Guyana’s Olympic athletes urged to compete to the best of their abilities
: Table Tennis player Chelsea Edghill enjoying a light moment in Japan at the Athletes Village.
: Table Tennis player Chelsea Edghill enjoying a light moment in Japan at the Athletes Village.

As Guyana’s representatives to the Tokyo Olympic games begin to arrive in Japan, the country’s Chef De Mission of the delegation, Garfield Wiltshire, is encouraging them to give their best.
Table Tennis star, Chelsea Edghill and boxer, Keevin Allicock, will be joined by track athletes, Aliyah (400m) and Jasmine Abrams (100m) and Emanuel Archibald (100m), along with swimmers Aleka Persaud and Andrew Fowler, as the athletes suiting up for Guyana at the 32nd Olympiad.

Wiltshire is hoping that the Guyanese athletes “compete to the best of their abilities, achieve personal bests and if that result in any medals then that would be excellent.” Michael Parris’ 1980 Moscow Games bronze medal accomplishment in the sport of boxing remains Guyana’s lone medal at the Olympics. Meanwhile, it is being reported that games organizers are searching for ways to deal with a rising number of athletes and officials who are testing positive upon arrival in Japan.

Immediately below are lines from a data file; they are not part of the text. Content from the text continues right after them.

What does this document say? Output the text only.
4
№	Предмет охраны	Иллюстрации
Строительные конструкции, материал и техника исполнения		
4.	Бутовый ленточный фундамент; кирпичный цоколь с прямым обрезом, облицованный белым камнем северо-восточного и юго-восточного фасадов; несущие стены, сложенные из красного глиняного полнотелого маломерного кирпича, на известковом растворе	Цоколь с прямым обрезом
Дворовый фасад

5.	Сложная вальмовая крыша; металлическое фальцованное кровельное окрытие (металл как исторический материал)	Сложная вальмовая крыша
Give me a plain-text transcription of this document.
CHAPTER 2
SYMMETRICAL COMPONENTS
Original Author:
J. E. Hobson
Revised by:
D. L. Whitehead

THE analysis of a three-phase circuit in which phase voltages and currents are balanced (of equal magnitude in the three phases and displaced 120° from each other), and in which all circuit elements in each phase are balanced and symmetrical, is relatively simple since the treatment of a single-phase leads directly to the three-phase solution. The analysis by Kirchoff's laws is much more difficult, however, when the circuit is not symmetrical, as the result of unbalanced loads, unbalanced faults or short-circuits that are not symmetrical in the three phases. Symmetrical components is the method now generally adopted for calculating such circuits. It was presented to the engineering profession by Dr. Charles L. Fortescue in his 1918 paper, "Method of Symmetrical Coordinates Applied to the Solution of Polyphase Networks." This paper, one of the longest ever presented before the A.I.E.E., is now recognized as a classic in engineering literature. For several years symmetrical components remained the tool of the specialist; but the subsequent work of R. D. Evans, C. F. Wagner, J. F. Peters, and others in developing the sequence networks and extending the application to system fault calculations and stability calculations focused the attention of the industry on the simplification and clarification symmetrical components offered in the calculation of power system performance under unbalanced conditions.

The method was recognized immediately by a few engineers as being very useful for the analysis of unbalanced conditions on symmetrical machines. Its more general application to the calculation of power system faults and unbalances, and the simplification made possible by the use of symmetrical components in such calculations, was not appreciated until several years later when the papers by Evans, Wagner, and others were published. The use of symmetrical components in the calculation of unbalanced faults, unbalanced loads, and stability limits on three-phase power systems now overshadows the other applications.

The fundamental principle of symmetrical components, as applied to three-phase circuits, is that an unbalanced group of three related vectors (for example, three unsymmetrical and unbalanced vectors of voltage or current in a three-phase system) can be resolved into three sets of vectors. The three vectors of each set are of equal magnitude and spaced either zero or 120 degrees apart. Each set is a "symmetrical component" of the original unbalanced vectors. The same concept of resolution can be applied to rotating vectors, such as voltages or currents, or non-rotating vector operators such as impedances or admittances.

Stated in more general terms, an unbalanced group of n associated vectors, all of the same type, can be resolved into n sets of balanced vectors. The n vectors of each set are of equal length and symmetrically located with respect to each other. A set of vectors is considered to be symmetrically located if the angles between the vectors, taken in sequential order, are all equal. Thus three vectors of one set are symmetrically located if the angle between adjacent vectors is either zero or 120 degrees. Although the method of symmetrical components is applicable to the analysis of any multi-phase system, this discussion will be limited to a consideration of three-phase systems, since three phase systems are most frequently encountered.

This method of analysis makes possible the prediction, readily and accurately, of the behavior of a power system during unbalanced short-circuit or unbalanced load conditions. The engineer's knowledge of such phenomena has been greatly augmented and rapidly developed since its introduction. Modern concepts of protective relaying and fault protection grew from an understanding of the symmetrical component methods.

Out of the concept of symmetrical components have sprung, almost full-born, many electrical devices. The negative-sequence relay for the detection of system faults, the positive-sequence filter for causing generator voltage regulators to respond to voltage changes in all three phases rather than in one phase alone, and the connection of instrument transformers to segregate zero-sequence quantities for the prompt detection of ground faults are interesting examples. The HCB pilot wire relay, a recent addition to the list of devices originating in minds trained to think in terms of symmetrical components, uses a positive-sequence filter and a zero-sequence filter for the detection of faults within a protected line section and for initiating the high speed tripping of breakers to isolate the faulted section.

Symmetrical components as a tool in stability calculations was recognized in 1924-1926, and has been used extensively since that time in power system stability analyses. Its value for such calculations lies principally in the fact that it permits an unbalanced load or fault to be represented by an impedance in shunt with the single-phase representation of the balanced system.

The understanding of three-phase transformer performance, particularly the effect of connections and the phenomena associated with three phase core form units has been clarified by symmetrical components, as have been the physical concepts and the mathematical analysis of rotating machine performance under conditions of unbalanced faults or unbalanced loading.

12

Swimmers, Aleka Persaud (first from right) and Andrew Fowler, along with coach Shyka Gonsalves, were the first Guyanese athletes to arrive in Tokyo, Japan ahead of the July 23 – August 8 Olympic Games.

South Africa’s football governing body said, on Sunday, two of its men’s team members based in the Olympic Village and a technical staff member had tested positive and were being isolated.
Also testing positive after arrival was International Olympic Committee member Ryu Seung-min from South Korea, Games organizers said.
The British Olympic Association also confirmed that six athletes and two staff members from its track and field team were identified as close contacts of an individual—not from the Team GB delegation—who tested positive following their arrival in Tokyo on Friday.

The British delegation members have continued to test negative and are in self-isolation in their rooms at the team’s camp. In all, 55 persons connected to the Olympics, including officials and contractors working on the Summer Games, have tested positive since July 1, according to data from the organizers. Wiltshire said he’s “extremely worried with all the reports coming out from Japan with regards to the increase in cases and the lockdowns in numerous places…and the desire of the Japanese population that they’re no longer comfortable or want the games to occur now.”

Boxer Keevin Allicock is on his way to Tokyo where he will touch gloves with the world’s best featherweights on July 24 when the boxing competition gets going. Edghill will also be in action on July 24 when the women’s singles table tennis serves off; so too will swimmers Persaud and Fowler.
Track athletes, Archibald and the Abrams siblings, will take to the starting blocks on July 30 at Japan’s National Stadium for the qualifying rounds of the 100 and 400 metres.